Can I change the nvcc location in CUDAnative?


#1

Hi, when I am building “CUDAnative” package on a server, I get the following error:

               _
   _       _ _(_)_     |  A fresh approach to technical computing
  (_)     | (_) (_)    |  Documentation: https://docs.julialang.org
   _ _   _| |_  __ _   |  Type "?help" for help.
  | | | | | | |/ _` |  |
  | | |_| | | | (_| |  |  Version 0.6.2 (2017-12-13 18:08 UTC)
 _/ |\__'_|_|_|\__'_|  |
|__/                   |  x86_64-redhat-linux

julia> Pkg.build("CUDAnative")
INFO: Building LLVM
INFO: LLVM.jl has already been built for this toolchain, no need to rebuild
INFO: Building CUDAdrv
INFO: Building CUDAnative
=================================================================================[ ERROR: CUDAnative ]=================================================================================

LoadError: could not spawn `/sw/software/cuda/9.1/centos7.3_binary/nvcc --version`: no such file or directory (ENOENT)
while loading /d/home/xiaoqihu/.julia/v0.6/CUDAnative/deps/build.jl, in expression starting on line 155

I looked up nvcc, it is located at /sw/software/cuda/9.1/centos7.3_binary/bin/nvcc, therefore it can’t spawn because it is spawning at the wrong location.

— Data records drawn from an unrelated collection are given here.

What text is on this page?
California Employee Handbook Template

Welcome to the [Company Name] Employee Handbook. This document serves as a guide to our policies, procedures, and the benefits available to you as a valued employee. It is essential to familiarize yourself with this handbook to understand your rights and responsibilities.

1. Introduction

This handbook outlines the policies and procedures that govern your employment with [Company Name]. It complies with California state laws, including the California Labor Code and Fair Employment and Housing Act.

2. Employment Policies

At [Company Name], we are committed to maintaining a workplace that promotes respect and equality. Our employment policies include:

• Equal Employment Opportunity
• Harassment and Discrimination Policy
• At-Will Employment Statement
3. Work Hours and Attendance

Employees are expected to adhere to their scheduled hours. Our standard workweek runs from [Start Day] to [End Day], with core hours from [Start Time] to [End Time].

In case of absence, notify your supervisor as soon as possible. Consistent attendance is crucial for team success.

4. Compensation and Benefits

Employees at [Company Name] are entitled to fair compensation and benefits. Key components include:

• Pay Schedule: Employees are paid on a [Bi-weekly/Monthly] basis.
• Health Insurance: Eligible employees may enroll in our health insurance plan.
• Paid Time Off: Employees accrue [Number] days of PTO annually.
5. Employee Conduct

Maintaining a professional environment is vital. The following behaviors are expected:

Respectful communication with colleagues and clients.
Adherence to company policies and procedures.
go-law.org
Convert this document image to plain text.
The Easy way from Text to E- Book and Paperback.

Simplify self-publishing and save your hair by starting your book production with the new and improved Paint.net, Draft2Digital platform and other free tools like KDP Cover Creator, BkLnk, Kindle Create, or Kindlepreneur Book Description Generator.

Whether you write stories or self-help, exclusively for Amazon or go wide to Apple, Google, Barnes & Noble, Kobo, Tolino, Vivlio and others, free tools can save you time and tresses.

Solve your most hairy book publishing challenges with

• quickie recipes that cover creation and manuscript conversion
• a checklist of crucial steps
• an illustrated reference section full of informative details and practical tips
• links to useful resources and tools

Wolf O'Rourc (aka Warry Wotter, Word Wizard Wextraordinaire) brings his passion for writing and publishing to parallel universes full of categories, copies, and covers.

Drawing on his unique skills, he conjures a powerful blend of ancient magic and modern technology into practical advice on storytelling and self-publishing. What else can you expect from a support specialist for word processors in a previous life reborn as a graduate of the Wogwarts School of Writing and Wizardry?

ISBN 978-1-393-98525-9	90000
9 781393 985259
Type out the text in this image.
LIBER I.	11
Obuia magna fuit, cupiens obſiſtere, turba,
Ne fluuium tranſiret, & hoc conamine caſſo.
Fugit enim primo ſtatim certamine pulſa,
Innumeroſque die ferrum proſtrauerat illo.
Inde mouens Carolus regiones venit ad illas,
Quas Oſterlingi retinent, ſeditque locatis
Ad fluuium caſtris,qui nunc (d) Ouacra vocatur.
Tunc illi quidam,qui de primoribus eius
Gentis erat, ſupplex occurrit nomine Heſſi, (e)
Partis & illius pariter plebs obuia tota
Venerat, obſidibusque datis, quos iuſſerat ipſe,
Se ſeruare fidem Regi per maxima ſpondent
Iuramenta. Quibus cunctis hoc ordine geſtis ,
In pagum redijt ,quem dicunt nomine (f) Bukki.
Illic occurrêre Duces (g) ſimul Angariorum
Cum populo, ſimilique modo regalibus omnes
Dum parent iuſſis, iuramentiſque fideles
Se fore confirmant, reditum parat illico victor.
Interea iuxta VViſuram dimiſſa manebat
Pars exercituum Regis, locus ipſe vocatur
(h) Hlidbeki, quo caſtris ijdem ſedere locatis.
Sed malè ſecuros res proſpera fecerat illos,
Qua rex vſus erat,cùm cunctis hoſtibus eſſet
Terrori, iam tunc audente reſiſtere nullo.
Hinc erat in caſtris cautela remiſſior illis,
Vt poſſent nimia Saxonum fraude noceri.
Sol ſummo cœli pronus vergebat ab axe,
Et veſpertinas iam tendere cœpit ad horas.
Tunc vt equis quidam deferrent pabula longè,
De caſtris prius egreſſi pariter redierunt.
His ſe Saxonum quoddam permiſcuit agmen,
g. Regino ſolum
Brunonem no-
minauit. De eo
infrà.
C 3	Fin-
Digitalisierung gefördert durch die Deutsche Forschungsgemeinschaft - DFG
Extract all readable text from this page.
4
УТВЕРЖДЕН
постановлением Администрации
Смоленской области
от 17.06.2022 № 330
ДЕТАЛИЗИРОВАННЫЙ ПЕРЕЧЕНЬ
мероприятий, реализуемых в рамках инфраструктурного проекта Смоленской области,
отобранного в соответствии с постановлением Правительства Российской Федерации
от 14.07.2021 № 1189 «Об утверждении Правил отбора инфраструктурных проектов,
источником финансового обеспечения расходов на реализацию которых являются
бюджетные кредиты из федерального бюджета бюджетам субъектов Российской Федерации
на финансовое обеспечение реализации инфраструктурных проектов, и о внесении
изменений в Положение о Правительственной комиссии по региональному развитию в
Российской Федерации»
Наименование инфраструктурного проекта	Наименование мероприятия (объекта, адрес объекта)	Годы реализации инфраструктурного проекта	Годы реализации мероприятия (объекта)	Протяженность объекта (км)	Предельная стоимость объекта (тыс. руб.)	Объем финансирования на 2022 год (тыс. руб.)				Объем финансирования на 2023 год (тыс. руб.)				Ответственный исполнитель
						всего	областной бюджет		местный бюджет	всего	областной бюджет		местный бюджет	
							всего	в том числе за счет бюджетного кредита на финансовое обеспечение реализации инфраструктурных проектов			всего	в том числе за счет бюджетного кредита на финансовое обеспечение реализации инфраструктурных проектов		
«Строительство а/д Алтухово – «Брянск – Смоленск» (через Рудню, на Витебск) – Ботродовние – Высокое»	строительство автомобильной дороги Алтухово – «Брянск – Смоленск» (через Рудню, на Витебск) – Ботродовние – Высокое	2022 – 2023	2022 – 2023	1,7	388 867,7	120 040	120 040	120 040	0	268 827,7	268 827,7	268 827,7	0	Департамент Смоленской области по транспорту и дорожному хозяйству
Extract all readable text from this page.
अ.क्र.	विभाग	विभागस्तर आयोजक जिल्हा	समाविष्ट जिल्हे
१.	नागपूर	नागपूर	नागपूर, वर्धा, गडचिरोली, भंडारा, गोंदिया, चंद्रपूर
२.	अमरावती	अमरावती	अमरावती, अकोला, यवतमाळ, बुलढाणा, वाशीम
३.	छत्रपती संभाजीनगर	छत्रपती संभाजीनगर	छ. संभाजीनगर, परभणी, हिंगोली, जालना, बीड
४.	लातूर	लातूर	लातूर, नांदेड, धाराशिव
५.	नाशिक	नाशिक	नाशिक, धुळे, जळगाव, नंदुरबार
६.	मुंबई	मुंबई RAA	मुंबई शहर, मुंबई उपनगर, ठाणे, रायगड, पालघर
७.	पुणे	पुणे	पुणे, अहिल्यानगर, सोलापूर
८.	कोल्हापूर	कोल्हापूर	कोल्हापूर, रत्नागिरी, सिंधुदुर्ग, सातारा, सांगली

I also looked up where can I change this behavior. Correct me if I am wrong, I think it is the find_toolkit() in CUDAapi package. In the documentation of this function, it says:

...
The behavior of this function can be overridden by defining the `CUDA_PATH`, `CUDA_HOME` or
`CUDA_ROOT` environment variables, which should point to the root of the CUDA toolkit.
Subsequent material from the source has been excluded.